CARPAL TUNNEL RELEASE - PHOTOS & INFO
Below you will be provided with photographs and information from surgeries of numerous patients with CARPAL TUNNEL SYNDROME.

SURGERY OF PATIENT I:
 
                PHOTOGRAPH #1

       
                PHOTOGRAPH #2

     
                PHOTOGRAPH #3 

This patient underwent left carpal tunnel release after having failed conservative management. During the operation, however, I discovered that his carpal tunnel was complicated by an aberrant muscle present in the carpal canal. In PHOTOGRAPH #1, the reader will see the aberrant muscle pointed out by the foam triangle in the middle. The reader will also see the median nerve lying adjacent to the foam triangle on the left and the ulnar nerve and artery are identified by the foam triangle on the right.

In PHOTOGRAPH #2, one can see the ligament and the aberrant muscle which have been cut so as to decompress the median nerve. Between the foam pointers on the left and right sides, one can see the decompressed nerve through its course in the carpal tunnel. The ligament has been retracted at the top of the screen so as to express our exposure for the photograph.

Lastly, one can see redness in the median nerve located 2/3 of the way to the right between the foam pointers indicating the area of greatest compression at the time of release.

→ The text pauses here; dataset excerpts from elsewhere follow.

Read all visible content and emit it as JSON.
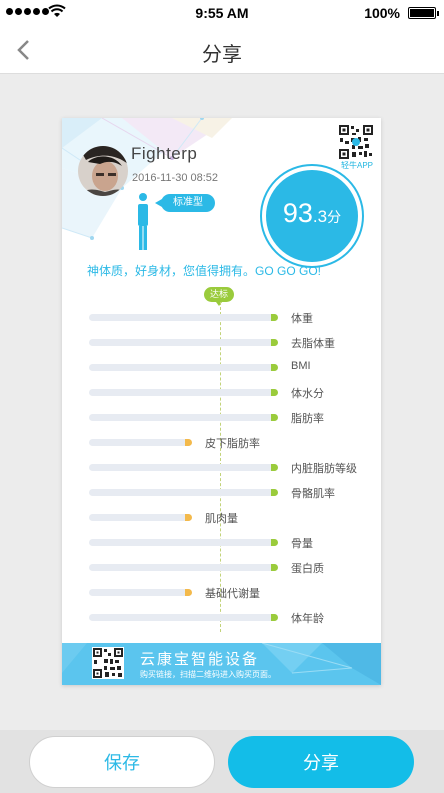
{
  "status_bar": {
    "time": "9:55 AM",
    "battery": "100%"
  },
  "nav": {
    "title": "分享",
    "back_icon": "chevron-left-icon"
  },
  "card": {
    "username": "Fighterp",
    "datetime": "2016-11-30  08:52",
    "app_qr_label": "轻牛APP",
    "body_type": "标准型",
    "score": {
      "main": "93",
      "decimal": ".3",
      "unit": "分"
    },
    "slogan": "神体质，好身材，您值得拥有。GO GO GO!",
    "standard_label": "达标",
    "colors": {
      "accent": "#2bb9e6",
      "standard": "#9acb3c",
      "low": "#f3b94b"
    },
    "metrics": [
      {
        "label": "体重",
        "level": "standard"
      },
      {
        "label": "去脂体重",
        "level": "standard"
      },
      {
        "label": "BMI",
        "level": "standard"
      },
      {
        "label": "体水分",
        "level": "standard"
      },
      {
        "label": "脂肪率",
        "level": "standard"
      },
      {
        "label": "皮下脂肪率",
        "level": "low"
      },
      {
        "label": "内脏脂肪等级",
        "level": "standard"
      },
      {
        "label": "骨骼肌率",
        "level": "standard"
      },
      {
        "label": "肌肉量",
        "level": "low"
      },
      {
        "label": "骨量",
        "level": "standard"
      },
      {
        "label": "蛋白质",
        "level": "standard"
      },
      {
        "label": "基础代谢量",
        "level": "low"
      },
      {
        "label": "体年龄",
        "level": "standard"
      }
    ],
    "footer": {
      "title": "云康宝智能设备",
      "subtitle": "购买链接，扫描二维码进入购买页面。"
    }
  },
  "actions": {
    "save_label": "保存",
    "share_label": "分享"
  }
}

The patient went on to do very well and at the time of last examination was symptom free.


SURGERY OF PATIENT II:
 

This is a patient who, several years prior to seeing me, underwent a carpal tunnel release accomplished by a surgeon using an endoscope.  He continued to have symptoms of carpal tunnel syndrome in his hand and after these did not go away, he came to see me. After talking with him and examining him, I felt that he had a recurrent carpal tunnel syndrome. We took him to the operating room and found a largely intact transverse carpal ligament, as indicated by the foam pointers and the inserted metal instrument. Please understand the median nerve is below the metal instrument tenting up the transverse carpal ligament. If you look at the detail between the pointers, one can see that these are uninterrupted fibers indicating that this is not just an unusual happenstance where the edges of the transverse carpal ligament hand field was scarred, but rather, these are untouched fibers.

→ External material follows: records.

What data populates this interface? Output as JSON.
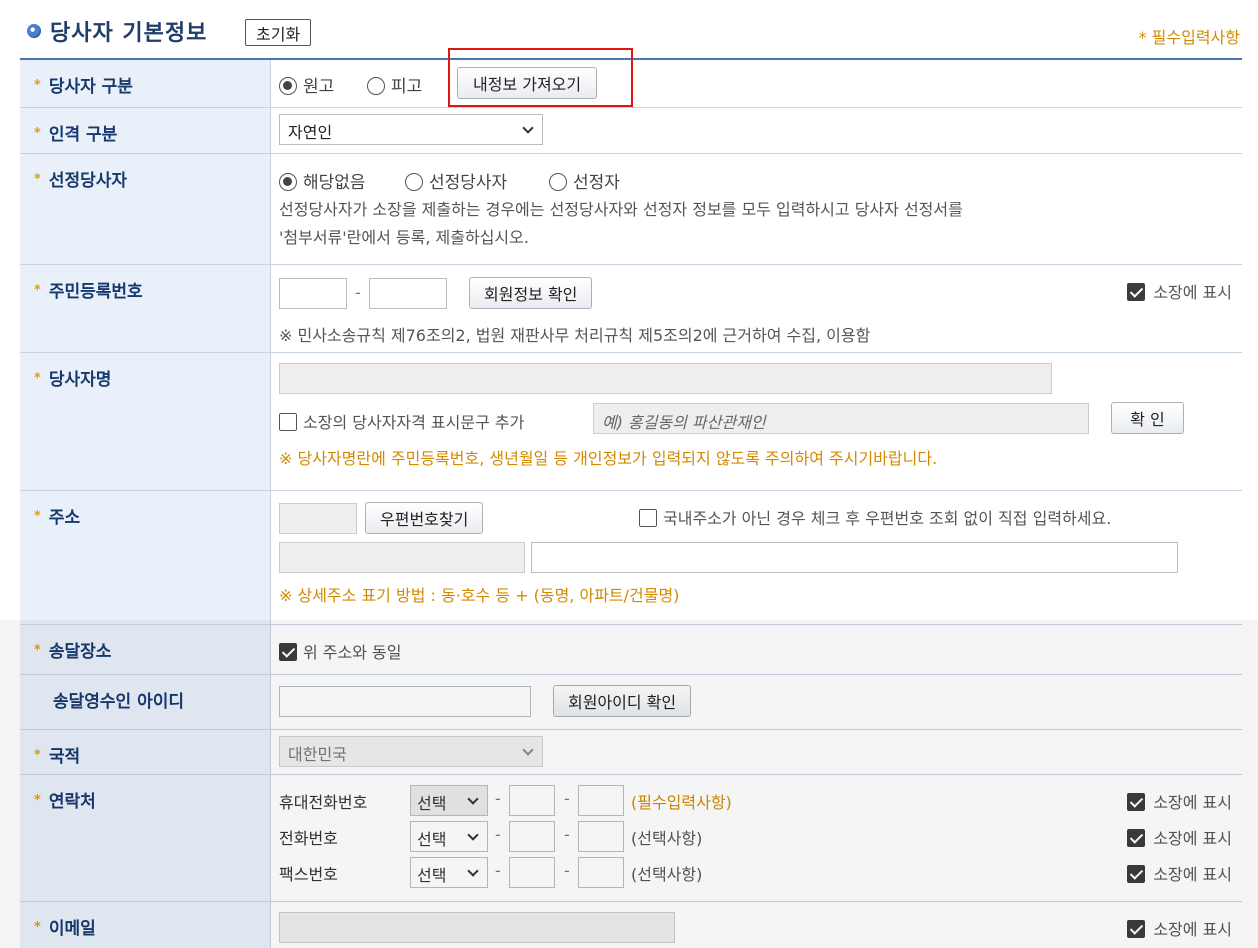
{
  "header": {
    "title": "당사자 기본정보",
    "reset_label": "초기화",
    "required_note": "* 필수입력사항"
  },
  "rows": {
    "party_type": {
      "label": "당사자 구분",
      "options": [
        "원고",
        "피고"
      ],
      "selected": "원고",
      "load_button": "내정보 가져오기"
    },
    "person_type": {
      "label": "인격 구분",
      "value": "자연인"
    },
    "designated": {
      "label": "선정당사자",
      "options": [
        "해당없음",
        "선정당사자",
        "선정자"
      ],
      "selected": "해당없음",
      "help_line1": "선정당사자가 소장을 제출하는 경우에는 선정당사자와 선정자 정보를 모두 입력하시고 당사자 선정서를",
      "help_line2": "'첨부서류'란에서 등록, 제출하십시오."
    },
    "rrn": {
      "label": "주민등록번호",
      "separator": "-",
      "verify_button": "회원정보 확인",
      "display_label": "소장에 표시",
      "note": "※ 민사소송규칙 제76조의2, 법원 재판사무 처리규칙 제5조의2에 근거하여 수집, 이용함"
    },
    "name": {
      "label": "당사자명",
      "qualifier_label": "소장의 당사자자격 표시문구 추가",
      "qualifier_placeholder": "예) 홍길동의 파산관재인",
      "confirm_button": "확 인",
      "warning": "※ 당사자명란에 주민등록번호, 생년월일 등 개인정보가 입력되지 않도록 주의하여 주시기바랍니다."
    },
    "address": {
      "label": "주소",
      "zip_button": "우편번호찾기",
      "foreign_label": "국내주소가 아닌 경우 체크 후 우편번호 조회 없이 직접 입력하세요.",
      "note": "※ 상세주소 표기 방법 : 동·호수 등 + (동명, 아파트/건물명)"
    },
    "delivery": {
      "label": "송달장소",
      "same_label": "위 주소와 동일"
    },
    "recipient_id": {
      "label": "송달영수인 아이디",
      "verify_button": "회원아이디 확인"
    },
    "nationality": {
      "label": "국적",
      "value": "대한민국"
    },
    "contact": {
      "label": "연락처",
      "lines": [
        {
          "name": "휴대전화번호",
          "select": "선택",
          "hint": "(필수입력사항)",
          "display": "소장에 표시"
        },
        {
          "name": "전화번호",
          "select": "선택",
          "hint": "(선택사항)",
          "display": "소장에 표시"
        },
        {
          "name": "팩스번호",
          "select": "선택",
          "hint": "(선택사항)",
          "display": "소장에 표시"
        }
      ]
    },
    "email": {
      "label": "이메일",
      "display_label": "소장에 표시"
    }
  },
  "colors": {
    "accent": "#1f3e6b",
    "label_bg": "#eaf0fa",
    "warning": "#d48a00",
    "highlight": "#e01515"
  }
}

I believe this is important for people to see, because through limited exposures, the surgeon is not always certain that the entirety of the ligament has been transected, thereby leaving patients with the possibility of an incomplete release.

This patient went on to do very well and no evidence of recurrence to date has been noted.


SURGERY OF PATIENT III:


This is a gentleman in his 80’s who presented to my office after having symptoms of carpal tunnel syndrome for many, many years. He did not seek treatment because of his stoic nature, and when I saw him he had loss of thenar muscles as demonstrated in the photo. The casual observer may not recognize what is going on here, but if the reader looks at this carefully, you can see a distinct hollow in the muscles of the thumb that allow the thumb to be pulled across the palm. This is known as thenar wasting. It occurs in advanced carpal tunnel syndrome.

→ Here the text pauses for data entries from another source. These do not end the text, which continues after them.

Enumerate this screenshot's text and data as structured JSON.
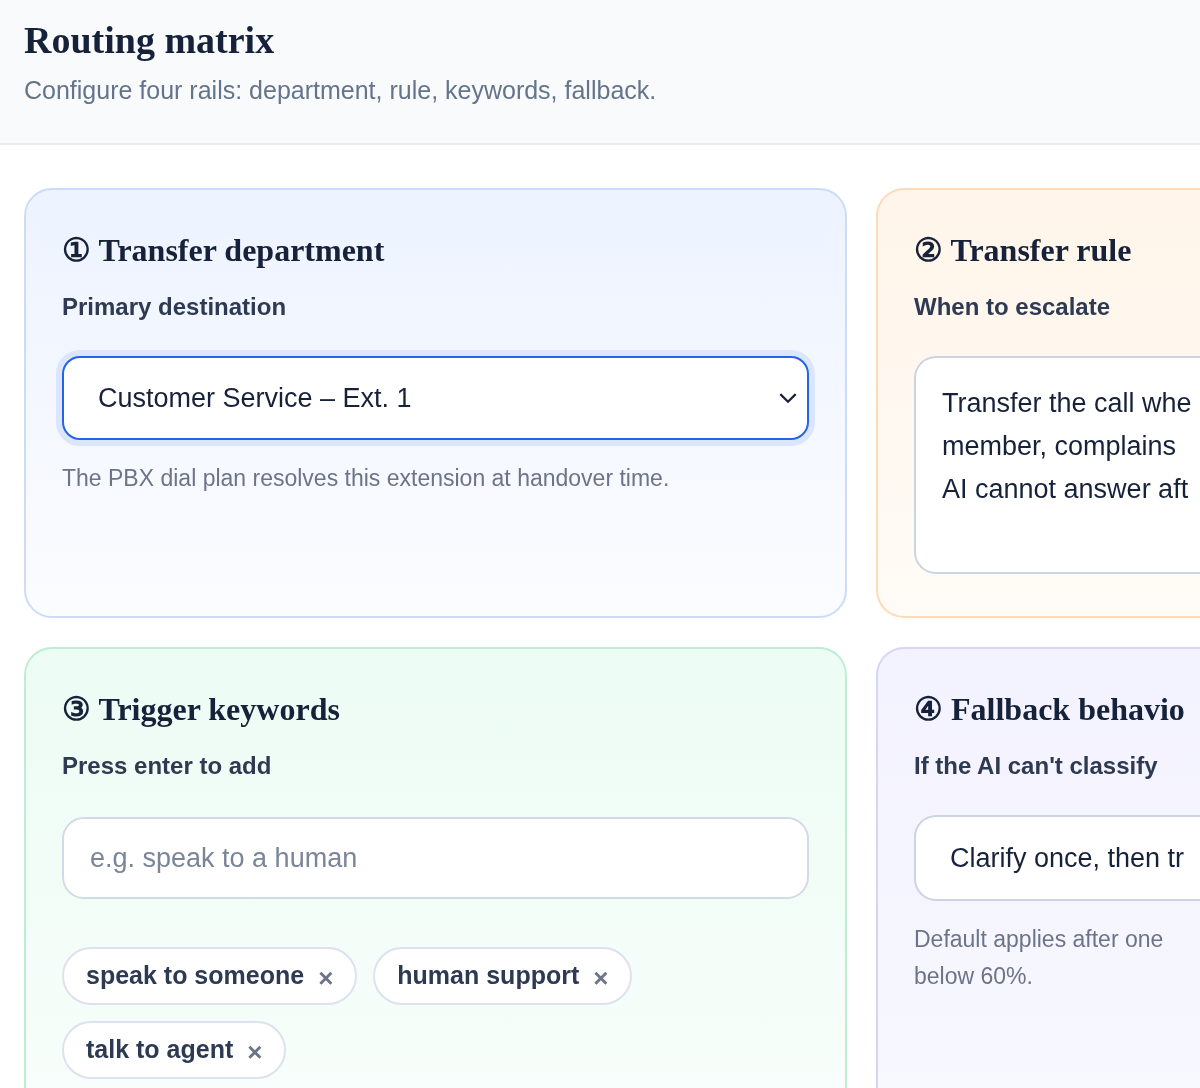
{
  "header": {
    "title": "Routing matrix",
    "subtitle": "Configure four rails: department, rule, keywords, fallback."
  },
  "cards": [
    {
      "kind": "select",
      "number": "①",
      "title": "Transfer department",
      "label": "Primary destination",
      "select": {
        "value": "Customer Service – Ext. 1",
        "focused": true
      },
      "help": "The PBX dial plan resolves this extension at handover time."
    },
    {
      "kind": "textarea",
      "number": "②",
      "title": "Transfer rule",
      "label": "When to escalate",
      "textarea": {
        "value": "Transfer the call whe\nmember, complains\nAI cannot answer aft"
      }
    },
    {
      "kind": "keywords",
      "number": "③",
      "title": "Trigger keywords",
      "label": "Press enter to add",
      "input": {
        "placeholder": "e.g. speak to a human"
      },
      "chips": [
        {
          "label": "speak to someone",
          "remove": "×"
        },
        {
          "label": "human support",
          "remove": "×"
        },
        {
          "label": "talk to agent",
          "remove": "×"
        }
      ]
    },
    {
      "kind": "field",
      "number": "④",
      "title": "Fallback behavio",
      "label": "If the AI can't classify",
      "field": {
        "value": "Clarify once, then tr"
      },
      "help": "Default applies after one\nbelow 60%."
    }
  ]
}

For this reason, we did not waste time or money with conservative measures and went to the operating room.


​​SURGERY OF PATIENT IV:


This photo reveals a very unusual finding. The transverse carpal ligament has been cut to expose the underlying median nerve which had been compressed for so many years. The reader will see a very white or blanched appearance in the mid portion of the median nerve, and then to the right, one can see sprouts of nerve trying to bypass that intense area of pressure which has led to nerve fibrosis or substantial scarring inside the nerve. Just to the left of the blanched area, the reader can see intense redness with new vessels growing into that area in an effort for the body to try to supply that area of the nerve with oxygen, albeit an unsuccessful attempt. After careful internal neurolysis was performed, and postoperatively while we freed him from the painful symptoms that he was experiencing so that he could sleep better at night, the thumb muscles did not return.


SURGERY OF PATIENT V:


This patient was taken to the operating room, where a carpal tunnel release was performed for failure of conservative measures. Interestingly, we found that the motor branch of the median nerve had arisen from a rather unusual location on the median nerve. It arose on the little finger side of the median nerve and then traveled toward the thumb side to enervate those muscles. The reader can see this by the dotted line placed on the motor branch.

 

The reason this photo is shown is that if one is using either a limited incision without an endoscope or even with an endoscope, many times, this branch would not be seen, the carpal tunnel would be released and that branch would be cut, thereby paralyzing the thumb. This is one of the many reasons I do not do endoscopic carpal tunnel release.